Global electric vehicles sales and share of all new cars sold

Currently, around 80 % of global battery production capacity is in Asia, with China alone accounting for 69 %, the US for about 15 % and the EU for under 4 %. This situation is unsustainable in the longer term: importing batteries from China significantly increases the carbon footprint of electric vehicles. Moreover, since batteries account for about 40 % of the cost of an electric car, the EU risks jeopardising a large proportion of the value-added part of the production chain and the technological knowledge that can be obtained from it. Developing an EU battery industry offers a solution to this situation and should also help to counter some of the inevitable job losses due to the shift from the traditional combustion engine. Remarkable economic opportunities are possible: the EU market potential could be as high as €250 billion annually from 2025 onwards. Accordingly, EU car manufacturers are progressively widening their range of electric vehicles.

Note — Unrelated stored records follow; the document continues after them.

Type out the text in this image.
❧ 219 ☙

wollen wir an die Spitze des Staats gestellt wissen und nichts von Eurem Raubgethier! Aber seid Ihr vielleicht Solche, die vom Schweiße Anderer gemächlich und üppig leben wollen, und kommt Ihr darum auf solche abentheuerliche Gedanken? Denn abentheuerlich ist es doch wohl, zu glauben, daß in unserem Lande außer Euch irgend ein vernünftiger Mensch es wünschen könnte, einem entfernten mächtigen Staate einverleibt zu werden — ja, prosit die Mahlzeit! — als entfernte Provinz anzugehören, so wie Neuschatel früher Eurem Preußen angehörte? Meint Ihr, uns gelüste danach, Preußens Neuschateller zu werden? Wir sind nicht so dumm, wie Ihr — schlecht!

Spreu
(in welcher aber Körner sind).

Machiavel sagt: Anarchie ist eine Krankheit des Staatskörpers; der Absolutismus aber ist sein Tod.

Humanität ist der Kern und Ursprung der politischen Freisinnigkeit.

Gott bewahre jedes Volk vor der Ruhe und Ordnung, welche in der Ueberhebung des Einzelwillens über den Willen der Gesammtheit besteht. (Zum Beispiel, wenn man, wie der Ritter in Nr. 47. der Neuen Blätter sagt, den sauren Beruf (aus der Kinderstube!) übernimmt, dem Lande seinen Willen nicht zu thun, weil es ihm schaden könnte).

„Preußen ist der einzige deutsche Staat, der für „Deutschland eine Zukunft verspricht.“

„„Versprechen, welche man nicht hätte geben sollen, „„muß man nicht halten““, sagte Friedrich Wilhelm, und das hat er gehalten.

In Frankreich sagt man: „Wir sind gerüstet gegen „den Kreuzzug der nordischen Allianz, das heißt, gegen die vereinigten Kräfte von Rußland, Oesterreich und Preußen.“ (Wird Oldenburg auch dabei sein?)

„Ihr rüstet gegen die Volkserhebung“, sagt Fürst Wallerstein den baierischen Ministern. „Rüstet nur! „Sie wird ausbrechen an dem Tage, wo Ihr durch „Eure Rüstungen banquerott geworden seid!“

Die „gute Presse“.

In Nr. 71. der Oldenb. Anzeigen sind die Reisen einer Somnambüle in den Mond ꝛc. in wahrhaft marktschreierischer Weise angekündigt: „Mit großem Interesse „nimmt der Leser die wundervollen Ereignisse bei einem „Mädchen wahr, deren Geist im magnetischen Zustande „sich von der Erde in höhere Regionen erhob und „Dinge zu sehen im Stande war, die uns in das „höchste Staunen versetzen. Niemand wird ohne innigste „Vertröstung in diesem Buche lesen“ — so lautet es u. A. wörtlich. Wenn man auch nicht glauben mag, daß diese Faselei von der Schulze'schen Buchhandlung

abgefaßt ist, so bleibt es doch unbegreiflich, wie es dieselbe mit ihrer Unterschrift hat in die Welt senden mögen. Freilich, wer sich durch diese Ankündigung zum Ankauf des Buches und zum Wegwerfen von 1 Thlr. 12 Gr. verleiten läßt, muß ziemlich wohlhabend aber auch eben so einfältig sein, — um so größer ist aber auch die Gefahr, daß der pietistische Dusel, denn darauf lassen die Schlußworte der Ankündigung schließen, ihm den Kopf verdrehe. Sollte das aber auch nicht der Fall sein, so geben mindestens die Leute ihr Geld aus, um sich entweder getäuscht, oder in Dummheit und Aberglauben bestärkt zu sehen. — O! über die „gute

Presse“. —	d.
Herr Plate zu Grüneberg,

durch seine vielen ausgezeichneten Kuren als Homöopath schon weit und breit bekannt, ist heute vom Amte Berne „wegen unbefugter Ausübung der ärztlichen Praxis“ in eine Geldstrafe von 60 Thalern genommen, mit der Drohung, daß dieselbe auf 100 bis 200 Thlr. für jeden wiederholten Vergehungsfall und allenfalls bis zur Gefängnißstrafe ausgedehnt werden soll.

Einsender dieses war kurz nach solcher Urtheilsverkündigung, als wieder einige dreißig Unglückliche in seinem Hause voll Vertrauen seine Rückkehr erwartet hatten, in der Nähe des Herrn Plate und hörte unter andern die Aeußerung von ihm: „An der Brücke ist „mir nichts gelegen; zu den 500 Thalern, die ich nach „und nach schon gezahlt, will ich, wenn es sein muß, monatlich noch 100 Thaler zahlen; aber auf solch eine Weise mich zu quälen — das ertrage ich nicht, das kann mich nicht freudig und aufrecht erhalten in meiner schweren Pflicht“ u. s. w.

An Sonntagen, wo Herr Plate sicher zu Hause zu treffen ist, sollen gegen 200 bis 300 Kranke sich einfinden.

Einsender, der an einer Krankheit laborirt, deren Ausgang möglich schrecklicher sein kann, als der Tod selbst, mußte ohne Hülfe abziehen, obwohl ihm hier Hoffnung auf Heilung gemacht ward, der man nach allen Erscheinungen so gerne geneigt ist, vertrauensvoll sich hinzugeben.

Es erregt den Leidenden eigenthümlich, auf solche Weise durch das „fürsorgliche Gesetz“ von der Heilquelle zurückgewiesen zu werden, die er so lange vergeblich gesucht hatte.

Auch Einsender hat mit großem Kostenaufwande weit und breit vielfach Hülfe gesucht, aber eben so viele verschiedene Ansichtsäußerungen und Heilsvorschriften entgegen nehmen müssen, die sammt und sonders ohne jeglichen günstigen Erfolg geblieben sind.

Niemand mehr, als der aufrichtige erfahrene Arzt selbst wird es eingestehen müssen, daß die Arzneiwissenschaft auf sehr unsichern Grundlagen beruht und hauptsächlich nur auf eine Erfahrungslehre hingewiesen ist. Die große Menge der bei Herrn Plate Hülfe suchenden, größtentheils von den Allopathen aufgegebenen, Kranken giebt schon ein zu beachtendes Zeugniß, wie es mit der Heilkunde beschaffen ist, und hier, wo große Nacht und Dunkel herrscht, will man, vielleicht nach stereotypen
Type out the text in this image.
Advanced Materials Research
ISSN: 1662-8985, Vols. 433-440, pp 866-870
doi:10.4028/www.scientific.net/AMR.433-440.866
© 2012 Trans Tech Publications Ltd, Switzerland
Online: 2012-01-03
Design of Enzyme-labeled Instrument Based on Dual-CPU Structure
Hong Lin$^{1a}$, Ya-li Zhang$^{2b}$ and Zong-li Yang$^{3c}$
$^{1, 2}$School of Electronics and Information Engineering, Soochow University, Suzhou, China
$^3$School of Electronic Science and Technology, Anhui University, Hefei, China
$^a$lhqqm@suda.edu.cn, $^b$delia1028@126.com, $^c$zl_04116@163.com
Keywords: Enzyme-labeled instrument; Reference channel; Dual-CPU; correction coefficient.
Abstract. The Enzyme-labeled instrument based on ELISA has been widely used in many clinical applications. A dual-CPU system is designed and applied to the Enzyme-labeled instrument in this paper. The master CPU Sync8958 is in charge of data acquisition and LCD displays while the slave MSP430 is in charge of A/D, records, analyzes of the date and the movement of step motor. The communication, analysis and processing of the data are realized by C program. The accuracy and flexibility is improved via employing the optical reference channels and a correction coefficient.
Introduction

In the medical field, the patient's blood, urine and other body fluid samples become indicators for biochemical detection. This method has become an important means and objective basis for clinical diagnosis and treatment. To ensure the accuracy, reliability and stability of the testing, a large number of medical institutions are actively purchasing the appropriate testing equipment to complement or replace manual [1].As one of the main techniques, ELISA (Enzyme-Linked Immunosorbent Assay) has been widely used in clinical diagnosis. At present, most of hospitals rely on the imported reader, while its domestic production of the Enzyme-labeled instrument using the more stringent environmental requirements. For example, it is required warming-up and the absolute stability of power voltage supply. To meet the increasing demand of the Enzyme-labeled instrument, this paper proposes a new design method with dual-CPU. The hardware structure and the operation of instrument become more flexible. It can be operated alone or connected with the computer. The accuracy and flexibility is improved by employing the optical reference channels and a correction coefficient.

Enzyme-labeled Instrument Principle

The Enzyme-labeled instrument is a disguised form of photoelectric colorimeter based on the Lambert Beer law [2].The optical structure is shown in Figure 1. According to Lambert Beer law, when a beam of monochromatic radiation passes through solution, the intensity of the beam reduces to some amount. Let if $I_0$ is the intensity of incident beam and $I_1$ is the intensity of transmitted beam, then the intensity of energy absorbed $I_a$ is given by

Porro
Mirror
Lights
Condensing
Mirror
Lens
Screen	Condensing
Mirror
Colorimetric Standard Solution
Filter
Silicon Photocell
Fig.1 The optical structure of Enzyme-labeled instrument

The accelerating transition to clean energy means that the demand for batteries is likely to skyrocket. Another inevitable trend is that electric vehicles will have an increasing share in the car market in the coming decades (see Figure 3). Cars based on an electric battery will progressively account for the majority of new cars, with plug-in hybrids phased out as technology based on pure electrics becomes cheaper. However, battery cell manufacturing is an investment-intensive industry at present, necessitating massive volumes and highly automated manufacturing processes.